Projeção e reconhecimento

Há pessoas que nos irritam profundamente, de forma imediata, quase visceral, sem que consigamos explicar bem porquê. E há pessoas que admiramos com uma intensidade que vai além do que as suas qualidades justificariam. Estes dois movimentos têm mais em comum do que parece. Jung descreveu este mecanismo como projeção, ou seja, a tendência para atribuir ao outro características que são nossas, que pertencem aos nossos ideais não realizados.

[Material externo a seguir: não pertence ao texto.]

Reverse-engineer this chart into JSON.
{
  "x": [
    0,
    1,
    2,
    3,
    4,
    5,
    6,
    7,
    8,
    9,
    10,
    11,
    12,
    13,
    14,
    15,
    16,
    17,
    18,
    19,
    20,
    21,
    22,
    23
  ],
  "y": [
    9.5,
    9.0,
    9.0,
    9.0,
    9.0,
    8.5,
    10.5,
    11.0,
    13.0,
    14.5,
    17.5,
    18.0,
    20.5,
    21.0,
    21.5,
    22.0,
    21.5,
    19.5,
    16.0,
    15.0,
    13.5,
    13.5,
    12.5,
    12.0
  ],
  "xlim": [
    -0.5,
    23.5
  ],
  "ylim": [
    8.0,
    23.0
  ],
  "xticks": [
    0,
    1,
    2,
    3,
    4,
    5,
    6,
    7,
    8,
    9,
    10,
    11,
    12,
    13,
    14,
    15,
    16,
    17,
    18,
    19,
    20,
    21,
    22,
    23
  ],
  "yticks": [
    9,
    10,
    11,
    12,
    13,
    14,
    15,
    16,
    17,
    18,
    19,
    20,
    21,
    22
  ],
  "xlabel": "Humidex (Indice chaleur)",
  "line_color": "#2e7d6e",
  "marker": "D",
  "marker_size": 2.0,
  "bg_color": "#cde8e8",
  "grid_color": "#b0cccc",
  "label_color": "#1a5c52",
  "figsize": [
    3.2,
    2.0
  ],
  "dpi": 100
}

Quando algo no outro nos provoca uma reação muito intensa, vale a pena perguntar, o que é que isto me está a querer dizer?

A projeção não é uma falha moral, é um mecanismo universal da psique, que acontece antes de qualquer decisão consciente. O problema não é projetar, é não nos apercebermos que o estamos a fazer. Quando confundimos o que está em nós com o que está no outro, perdemos a capacidade de ver o outro como ele realmente é, e de nos vermos a nós próprios com clareza.

Nas relações íntimas, a projeção é particularmente ativa. Parte do que amamos no outro, nos primeiros tempos, é o reflexo das nossas próprias partes desejadas, das nossas idealizações e fantasias. E parte do que nos perturba é o eco das nossas partes negadas. À medida que a relação amadurece, o desafio é aprender a distinguir o que é do outro e o que é nosso. Que ecos são esses que transportamos e ativamente partilhamos?

Reconhecer as nossas projeções não é fácil. Mas é um dos movimentos mais libertadores que o autoconhecimento pode proporcionar, tanto para nós como para as relações que queremos construir.